Trans veterans dismayed by president's policy plans regarding military service
President Donald Trump’s decision to reverse an Obama-era ruling that allowed transgender individuals to serve in the military roiled veterans who said a soldier's gender identity shouldn't disqualify them from serving their country.
"You'll never meet a transsexual coward. That's one reason they're ideal for the military," Stephanie Heck, a trans woman who served in the military. "A rational opinion is you take whoever is capable of doing the job. An irrational opinion is to limit your military options.”
Trump said in a series of tweets his position was motivated by “generals and military experts” who said transgender individuals incur “tremendous medical costs” and cause “disruption.”
But trans-veterans said the announcement felt like a personal attack against the community.
“I was hurt. I was in shock,” Sierra Davis, a U.S. Marine Corp. Veteran from Texas said. If I were currently serving, I would be terrified.
Air Force veteran Lyles MacFarland added, "we were making progress, when he does stuff like this he not only sets us back in the military, he sets us back in the country in terms of trans rights."
McFarland went as far as crediting the military for saving her life.
"I got out of the military in 2010 and a few years later, I finally reached a breaking point, where i either transitioned or I would have succeeded in killing myself," she said.
"if I had not gotten that care, I would not have been able to afford the medication, the blood tests, anything," McFarland continued. "I wouldn't have had the ability or the courage to actually pursue transition. “If it wasn't for [veterans affairs], I would not be here.
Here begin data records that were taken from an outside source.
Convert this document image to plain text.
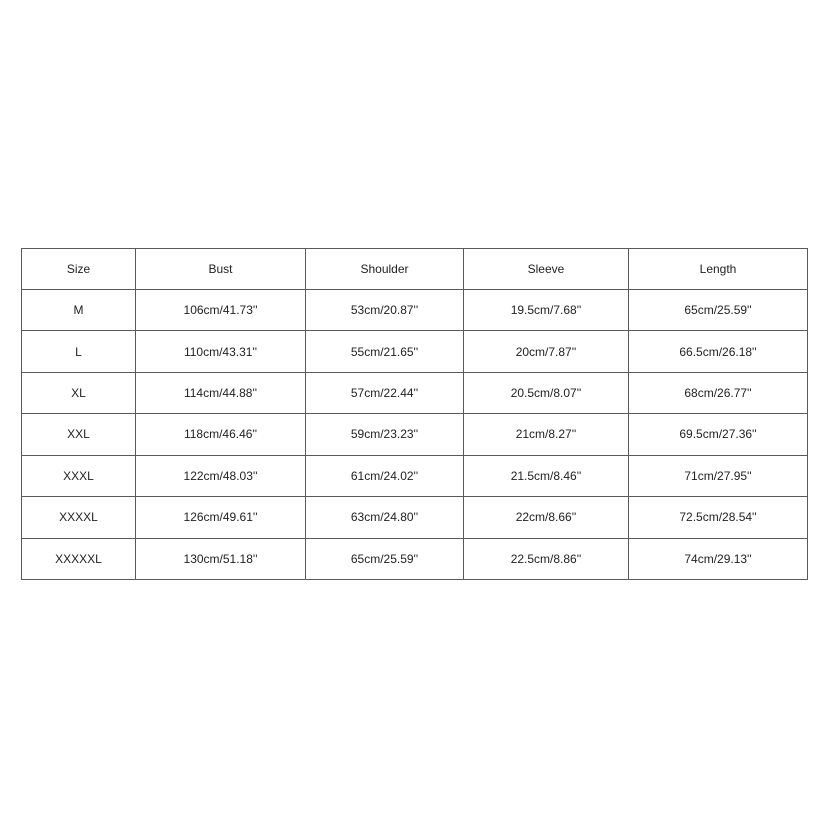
Size	Bust	Shoulder	Sleeve	Length
M	106cm/41.73''	53cm/20.87''	19.5cm/7.68''	65cm/25.59''
L	110cm/43.31''	55cm/21.65''	20cm/7.87''	66.5cm/26.18''
XL	114cm/44.88''	57cm/22.44''	20.5cm/8.07''	68cm/26.77''
XXL	118cm/46.46''	59cm/23.23''	21cm/8.27''	69.5cm/27.36''
XXXL	122cm/48.03''	61cm/24.02''	21.5cm/8.46''	71cm/27.95''
XXXXL	126cm/49.61''	63cm/24.80''	22cm/8.66''	72.5cm/28.54''
XXXXXL	130cm/51.18''	65cm/25.59''	22.5cm/8.86''	74cm/29.13''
I can guarantee I would be dead right now."
Stephanie Heart, a Purple Heart recipient, said she was one of the first troops deployed to Afghanistan. She said Don’t Ask Don’t Tell kept her from disclose her true gender identity.
"If I would have said ‘this is who I am,’ then I would have been gone,” she said. "Trans people are Americans too. We have a right to fight, we have the right to lay down our lives for our country just like anyone else."
Other veterans like Blue Montana were left wondering how the president’s policy plan would affect those already enlisted in the armed forces.